Nous avons noté plus haut que l'affirmation selon laquelle la coopération entre Harel et Triple C était nécessaire n'est pas sans doute.  Au-delà de cela, et c'est important pour nos objectifs, dans ses arguments, la défense détourne l'accent du point principal, à savoir l'accord conclu entre Zeiger et Nahum pour coordonner les devis de prix qui seront soumis à Elta, selon lequel Triple C soumettra à Elta une offre supérieure à celle de Harel afin que Harel gagne.  Un tel arrangement constitue une « limitation » et une « restriction » claires par rapport au prix proposé par Triple C.  Cela relève de la catégorie des attachements absolus.  L'organisation de coordination des devis est une « chaîne nue » qui n'a aucune autre justification que de nuire à la concurrence (et ce n'est pas pour rien que la défense n'ait pas avancé une raison légitime ou une justification pour accepter de soumettre des devis coordonnés).

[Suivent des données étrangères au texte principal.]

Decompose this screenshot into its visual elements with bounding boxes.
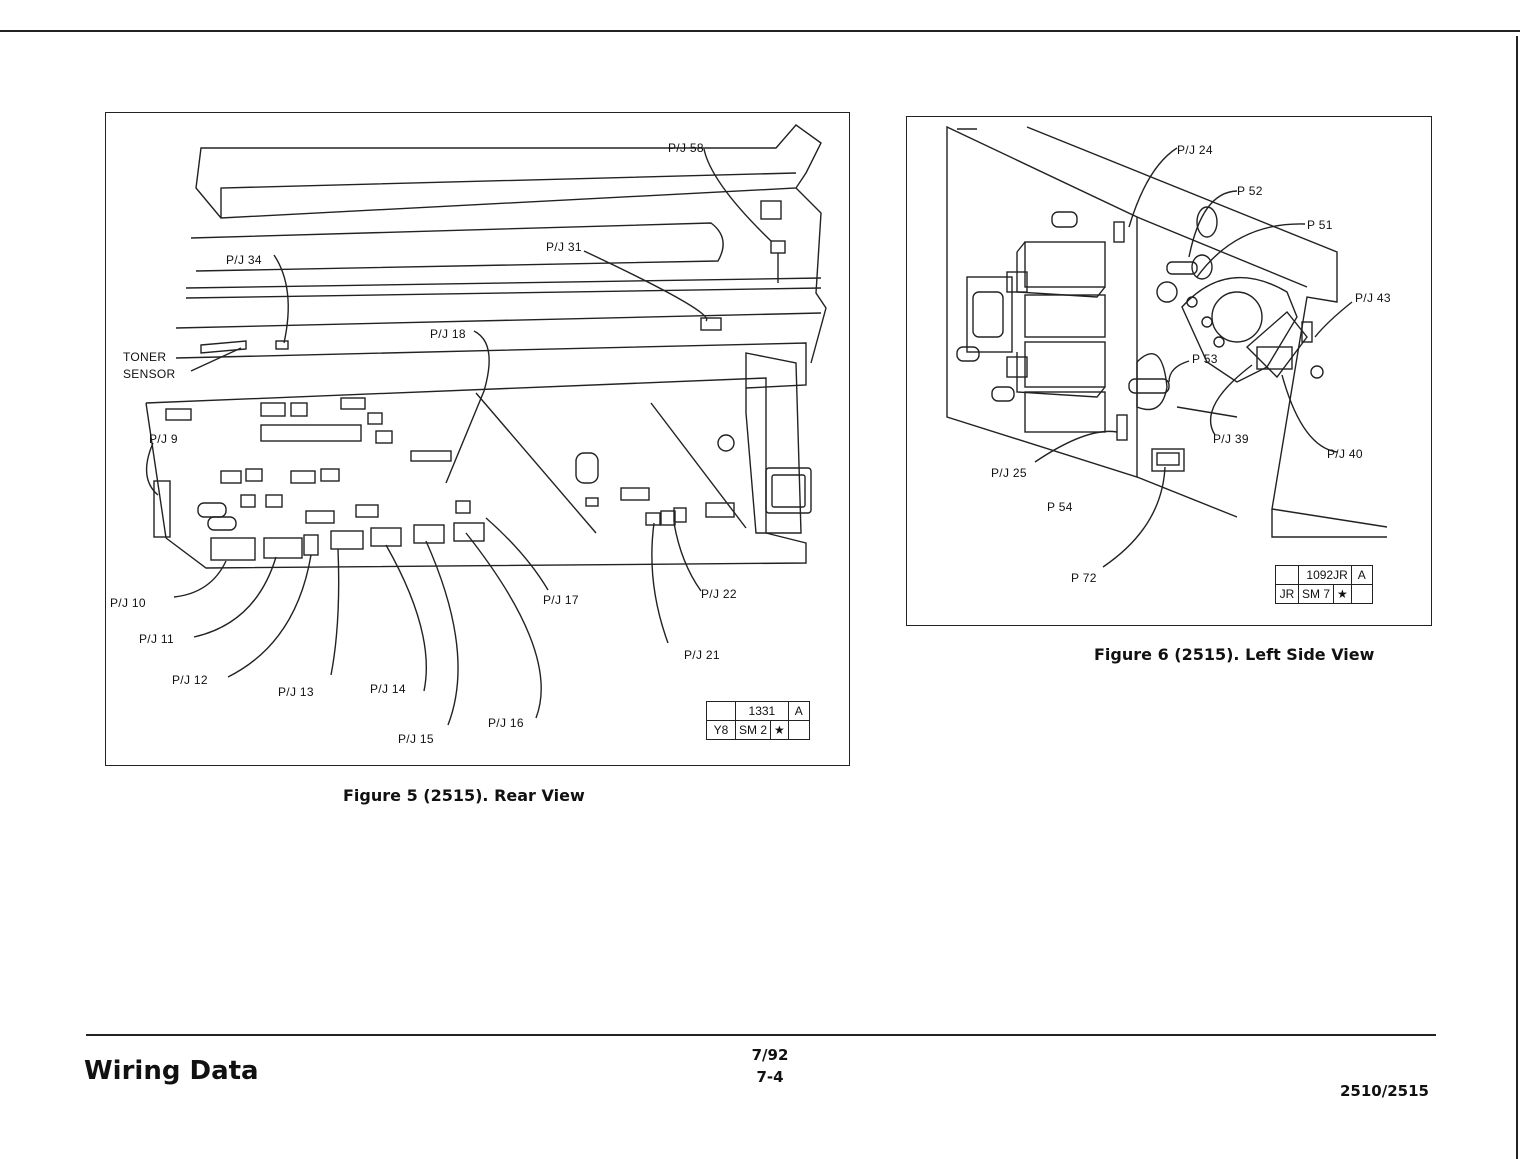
fig6-label-p52: P 52 [1237, 184, 1263, 198]
fig5-label-pj13: P/J 13 [278, 685, 314, 699]
footer-rule [86, 1034, 1436, 1036]
fig5-stamp-star-icon: ★ [770, 720, 789, 740]
fig5-label-pj34: P/J 34 [226, 253, 262, 267]
figure-6-left-side-view: P/J 24 P 52 P 51 P/J 43 P 53 P/J 39 P/J … [906, 116, 1432, 626]
fig6-label-pj25: P/J 25 [991, 466, 1027, 480]
fig5-label-pj21: P/J 21 [684, 648, 720, 662]
top-rule [0, 30, 1520, 32]
footer-page-number: 7-4 [756, 1068, 784, 1086]
fig5-label-pj11: P/J 11 [139, 632, 174, 646]
fig6-stamp-star-icon: ★ [1333, 584, 1352, 604]
fig5-label-pj17: P/J 17 [543, 593, 579, 607]
fig6-label-p53: P 53 [1192, 352, 1218, 366]
fig5-label-pj18: P/J 18 [430, 327, 466, 341]
fig5-stamp-rev: A [787, 701, 810, 721]
fig6-label-pj39: P/J 39 [1213, 432, 1249, 446]
fig5-label-pj22: P/J 22 [701, 587, 737, 601]
fig6-label-pj43: P/J 43 [1355, 291, 1391, 305]
fig6-label-pj24: P/J 24 [1177, 143, 1213, 157]
fig5-label-sensor: SENSOR [123, 367, 176, 381]
fig5-label-pj16: P/J 16 [488, 716, 524, 730]
fig5-label-pj14: P/J 14 [370, 682, 406, 696]
footer-date-page: 7/92 7-4 [730, 1044, 810, 1088]
fig5-stamp-c1: Y8 [706, 720, 736, 740]
fig6-label-p54: P 54 [1047, 500, 1073, 514]
figure-6-drawing [946, 125, 1388, 568]
fig6-label-p72: P 72 [1071, 571, 1097, 585]
footer-date: 7/92 [751, 1046, 789, 1064]
fig5-label-pj12: P/J 12 [172, 673, 208, 687]
fig5-label-toner: TONER [123, 350, 167, 364]
figure-5-caption: Figure 5 (2515). Rear View [343, 786, 585, 805]
fig6-stamp-rev: A [1350, 565, 1373, 585]
footer-section-title: Wiring Data [84, 1056, 259, 1086]
fig5-label-pj58: P/J 58 [668, 141, 704, 155]
fig5-label-pj31: P/J 31 [546, 240, 582, 254]
fig5-label-pj15: P/J 15 [398, 732, 434, 746]
fig5-label-pj9: P/J 9 [149, 432, 178, 446]
footer-model: 2510/2515 [1340, 1082, 1429, 1100]
fig5-stamp-c2: SM 2 [734, 720, 772, 740]
fig6-stamp-c1: JR [1275, 584, 1299, 604]
figure-5-rear-view: P/J 58 P/J 34 P/J 31 P/J 18 TONER SENSOR… [105, 112, 850, 766]
fig5-stamp-table: 1331 A Y8 SM 2 ★ [706, 701, 810, 740]
fig5-label-pj10: P/J 10 [110, 596, 146, 610]
fig6-stamp-table: 1092JR A JR SM 7 ★ [1275, 565, 1373, 604]
figure-5-drawing [145, 124, 827, 726]
fig6-label-pj40: P/J 40 [1327, 447, 1363, 461]
fig5-stamp-number: 1331 [735, 701, 789, 721]
right-edge-rule [1516, 36, 1518, 1159]
fig6-label-p51: P 51 [1307, 218, 1333, 232]
fig6-stamp-number: 1092JR [1298, 565, 1352, 585]
fig6-stamp-c2: SM 7 [1297, 584, 1335, 604]
figure-6-caption: Figure 6 (2515). Left Side View [1094, 645, 1375, 664]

Les allégations d'une telle alliance concernant la concurrence sont claires et sans équivoque (voir aussi l'affaire Wall, aux paragraphes P.A. et Triple C, à laquelle Nahum et Triple C faisaient référence, où il a été explicitement indiqué qu'« un cas de coordination des prix des enchères dans les appels d'offres...  Leur préjudice à la concurrence est évident » et, en tout cas, ils relèvent du cadre de présomptions absolues).  Concernant les diffamations de nuire à la concurrence, voir aussi ce qui est indiqué au paragraphe 993 ci-dessus.  Les affirmations selon lesquelles une demande d'approvisionnement combiné créait une réalité problématique et qu'il n'y avait pas de faisabilité de la concurrence ne justifient pas un arrangement pour coordonner les propositions.  Ces arguments sont capables de saper les présomptions absolues et de les vider de leur contenu (voir et comparer : l'affaire Ariel au paragraphe 20).  Quoi qu'il en soit, dans la mesure où la concurrence n'était pas faisable, il n'a pas été clarifié pourquoi les parties se sont donné la peine de s'accorder sur la coordination des propositions qu'elles allaient soumettre.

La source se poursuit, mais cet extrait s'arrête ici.